Welcome

This blog was started as my reflections on the 2011 Change MOOC. It is now an on going journal of my thoughts on Higher Education, specifically teaching Biology.

Friday, March 16, 2012

Digital Literacy Disconnect

In the #change11 MOOC, the concept of digital literacy has appeared numerous times.  Usually as a call for an increase in digital skills among students. 

The concept of the Digital Native seems flawed.  While most of our students were born during or after the information tech revolution, most do not understand the concepts of the technology they use.  They may be highly skilled in areas such the use of social networks, email and texting, but does this show an understanding of foundational concepts of such systems?  The Digital Native is a user of technology, not necessarily a partner or innovator.

I argue that the true digital natives were not those who were born after the information revolution, but were born before it.  We lived through the transformation, and adapted to it as it changed. Those that were born after seem to have a disconnect with what we would consider Digital Literacy.

An epiphany struck me a few weeks ago.  It may be something others have considered, but it was a major shift in my perspective.  When I was growing up, I learned how to use a card catalog and the purpose of the Dewey Decimal system.  They were not abstracts, but something read to my daily life (OK, maybe not daily).  When I got to higher education, I learned to use Annual Abstracts and other research references.  By graduate school, some of the first computer based Abstract searches were starting to be used, but I knew how to use other means to find what I wanted.

What I realized is that I had built an information architecture.  I had learned not only how to search to find relevant material (and read to confirm it's relevance), but ways to filter and organize information.  I could remember most of the papers that I read (especially if they had impact), and I had a mental file system of relevant information.  I knew where I had filed the paper, so I could go back for specifics when needed.  In essence I had built a knowledge management system for my own learning.

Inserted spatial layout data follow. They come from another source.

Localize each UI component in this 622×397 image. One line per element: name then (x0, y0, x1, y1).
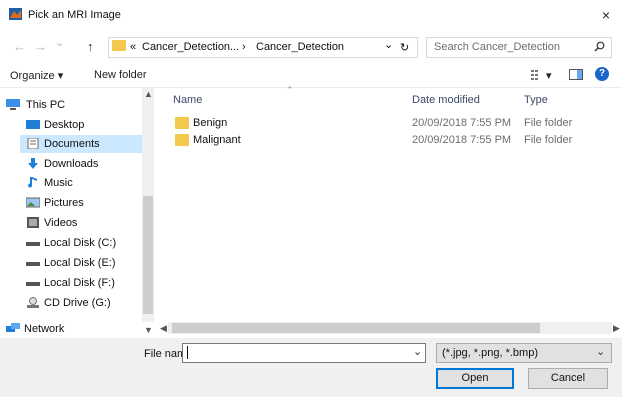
refresh-icon[interactable]: ↻ (400, 41, 409, 54)
breadcrumb-separator: › (242, 41, 246, 53)
breadcrumb-current[interactable]: Cancer_Detection (256, 41, 344, 53)
folder-icon (175, 134, 189, 146)
sidebar-item-music[interactable]: Music (44, 174, 73, 192)
open-button[interactable]: Open (436, 368, 514, 389)
filter-dropdown-icon[interactable]: ⌄ (596, 345, 605, 358)
sidebar-item-cd-drive-g[interactable]: CD Drive (G:) (44, 294, 111, 312)
column-header-date-modified[interactable]: Date modified (412, 94, 480, 106)
file-type-filter-value: (*.jpg, *.png, *.bmp) (442, 347, 538, 359)
scroll-left-arrow-icon[interactable]: ◀ (160, 323, 167, 334)
desktop-icon (26, 120, 40, 129)
file-name-input[interactable] (182, 343, 426, 363)
organize-menu[interactable]: Organize ▾ (10, 69, 63, 82)
view-options-icon[interactable] (531, 70, 543, 80)
downloads-icon (28, 158, 38, 169)
documents-icon (27, 138, 39, 149)
drive-icon (26, 242, 40, 246)
window-title: Pick an MRI Image (28, 9, 121, 21)
folder-icon (112, 40, 126, 51)
sidebar-item-downloads[interactable]: Downloads (44, 155, 98, 173)
pictures-icon (26, 197, 40, 208)
breadcrumb-parent[interactable]: Cancer_Detection... (142, 41, 239, 53)
search-placeholder: Search Cancer_Detection (434, 41, 560, 53)
music-icon (28, 177, 37, 188)
scroll-down-arrow-icon[interactable]: ▼ (144, 325, 153, 335)
column-header-name[interactable]: Name (173, 94, 202, 106)
sidebar-item-this-pc[interactable]: This PC (26, 96, 65, 114)
drive-icon (26, 262, 40, 266)
cancel-button[interactable]: Cancel (528, 368, 608, 389)
column-header-type[interactable]: Type (524, 94, 548, 106)
drive-icon (26, 282, 40, 286)
sidebar-item-documents-label: Documents (44, 138, 100, 150)
file-name-dropdown-icon[interactable]: ⌄ (413, 345, 422, 358)
sidebar-item-local-disk-e[interactable]: Local Disk (E:) (44, 254, 116, 272)
scroll-up-arrow-icon[interactable]: ▲ (144, 89, 153, 99)
up-arrow-icon[interactable]: ↑ (87, 39, 94, 54)
file-date-modified: 20/09/2018 7:55 PM (412, 134, 512, 146)
sidebar-item-pictures[interactable]: Pictures (44, 194, 84, 212)
computer-icon (6, 99, 20, 110)
forward-arrow-icon[interactable]: → (34, 39, 47, 54)
sidebar-item-local-disk-c[interactable]: Local Disk (C:) (44, 234, 116, 252)
videos-icon (27, 217, 39, 228)
navigation-pane: This PC Desktop Documents Downloads Musi… (0, 88, 153, 340)
help-icon[interactable]: ? (595, 67, 609, 81)
close-button[interactable]: × (594, 5, 618, 25)
search-icon[interactable] (594, 41, 605, 52)
text-caret (187, 346, 188, 359)
file-name: Malignant (193, 134, 241, 146)
breadcrumb-overflow[interactable]: « (130, 41, 136, 53)
sidebar-item-videos[interactable]: Videos (44, 214, 77, 232)
preview-pane-icon[interactable] (569, 69, 583, 80)
sort-chevron-icon: ⌃ (286, 85, 294, 95)
sidebar-item-local-disk-f[interactable]: Local Disk (F:) (44, 274, 115, 292)
network-icon (6, 323, 20, 332)
file-type: File folder (524, 134, 573, 146)
matlab-icon (9, 8, 22, 20)
file-type: File folder (524, 117, 573, 129)
sidebar-scrollbar-thumb[interactable] (143, 196, 153, 314)
address-dropdown-icon[interactable]: ⌄ (384, 38, 393, 51)
scroll-right-arrow-icon[interactable]: ▶ (613, 323, 620, 334)
folder-icon (175, 117, 189, 129)
horizontal-scrollbar-thumb[interactable] (172, 323, 540, 333)
sidebar-item-network[interactable]: Network (24, 320, 64, 338)
file-date-modified: 20/09/2018 7:55 PM (412, 117, 512, 129)
file-name: Benign (193, 117, 228, 129)
new-folder-button[interactable]: New folder (94, 69, 147, 81)
recent-locations-icon[interactable]: ⌄ (55, 36, 64, 49)
view-dropdown-icon[interactable]: ▾ (546, 69, 552, 82)
cd-drive-icon (27, 297, 39, 308)
sidebar-item-desktop[interactable]: Desktop (44, 116, 84, 134)
back-arrow-icon[interactable]: ← (13, 39, 26, 54)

When I talk with my students, I realize that they don't have that.  Information is at their fingertips, and there is no real reason for them to memorize the wealth of knowledge we have available today.  The problem is they are not building the information architecture to support their learning.  They don't see the difference between things that are memorized and the core concepts and perspectives that need to be mentally actualized.  If you can articulate the core concept, then you can hang any information off the structure you've built, but if you don't have a solid understanding of the core, you will be rebuilding the structure again and again.

That is what I'm seeing with my students.  Though I tell them that this something like the Translation of RNA into a protein is a foundational concept, they don't learn it.  Every semester after that, they have to relearn the concept.
*By learn, I mean understand the core concepts.  They don't need to know every fact, just the core process; when they have that, they can hang the facts off of it.

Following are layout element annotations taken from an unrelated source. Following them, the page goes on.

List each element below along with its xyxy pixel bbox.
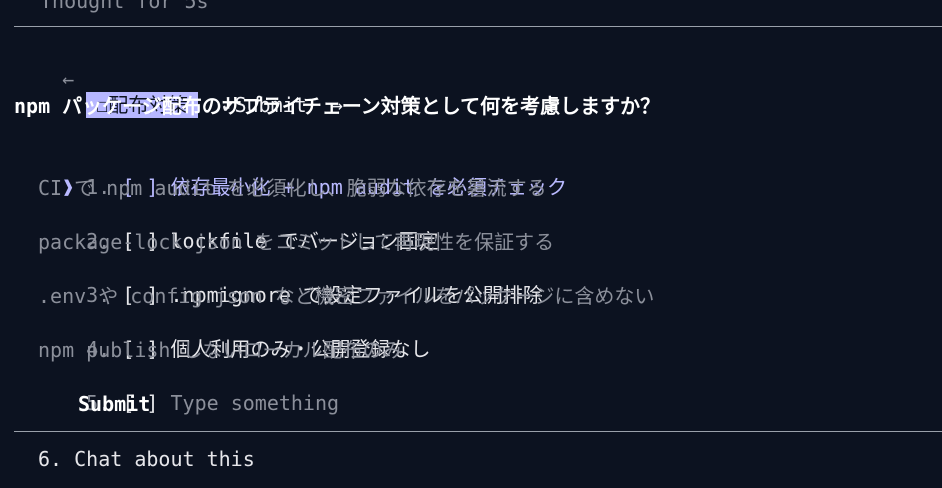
question-text: npm パッケージ配布のサプライチェーン対策として何を考慮しますか？ (14, 94, 661, 118)
submit-button[interactable]: Submit (78, 392, 150, 416)
option-4-description: npm publish しないローカル配布のみ (38, 338, 403, 362)
thinking-status: Thought for 5s (40, 0, 209, 13)
bottom-divider (14, 431, 942, 432)
top-divider (14, 26, 942, 27)
back-arrow-icon[interactable]: ← (62, 67, 74, 91)
custom-answer-input[interactable]: Type something (170, 391, 339, 415)
chat-about-this-option[interactable]: 6. Chat about this (38, 446, 255, 472)
terminal: Thought for 5s ← ☐配布対策 ✔Submit → npm パッケ… (0, 0, 942, 488)
option-3-description: .env や config.json など機密ファイルをパッケージに含めない (38, 284, 655, 308)
option-2-description: package-lock.json をコミットして再現性を保証する (38, 230, 555, 254)
option-1-description: CI で npm audit を必須化し、脆弱な依存を暑流する (38, 176, 547, 200)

Digital Literacy falls into the same problem.  Students use the systems, but do they understand the concepts underlying the systems?  This is not about being able to replicate the systems, or even innovate new ones (though it is hoped that could occur).  Instead, it is about building different perspectives, different models for how to view and interact with the world.

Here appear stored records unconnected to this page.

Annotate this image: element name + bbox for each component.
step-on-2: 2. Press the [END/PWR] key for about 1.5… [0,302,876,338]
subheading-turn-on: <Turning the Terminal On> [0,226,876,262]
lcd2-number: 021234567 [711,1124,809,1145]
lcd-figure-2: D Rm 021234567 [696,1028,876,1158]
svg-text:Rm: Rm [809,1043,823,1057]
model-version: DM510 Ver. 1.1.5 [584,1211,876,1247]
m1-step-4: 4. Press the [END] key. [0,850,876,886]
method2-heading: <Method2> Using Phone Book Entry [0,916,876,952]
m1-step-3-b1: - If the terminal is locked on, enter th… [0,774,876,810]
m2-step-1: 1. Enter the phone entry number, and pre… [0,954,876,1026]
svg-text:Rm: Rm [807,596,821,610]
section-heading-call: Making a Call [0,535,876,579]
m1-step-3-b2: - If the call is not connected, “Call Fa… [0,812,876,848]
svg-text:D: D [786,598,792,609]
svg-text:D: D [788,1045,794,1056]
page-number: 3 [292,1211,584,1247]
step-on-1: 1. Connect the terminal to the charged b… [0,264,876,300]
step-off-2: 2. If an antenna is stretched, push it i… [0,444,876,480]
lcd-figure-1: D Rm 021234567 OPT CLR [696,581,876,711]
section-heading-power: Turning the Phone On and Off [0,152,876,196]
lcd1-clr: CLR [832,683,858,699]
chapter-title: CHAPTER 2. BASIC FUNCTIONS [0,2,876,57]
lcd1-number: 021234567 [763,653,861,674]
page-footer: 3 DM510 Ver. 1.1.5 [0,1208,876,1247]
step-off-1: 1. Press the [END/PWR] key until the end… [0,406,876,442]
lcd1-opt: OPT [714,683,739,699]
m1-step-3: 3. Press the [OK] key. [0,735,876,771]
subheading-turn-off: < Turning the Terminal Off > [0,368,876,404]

So, the question I'm now faced with is how to help students build these informational architectures?  You can't tell them to do it, they'll just balk at you while they roll their eyes (an extreme, but powerful image that many can relate too).  This is something that has to be woven into the class as a hidden Learning Objective (you can tell them after the fact).  But how do you do it?  One thing that comes to my mind is I have to first clearly understand what I mean by an informational architecture.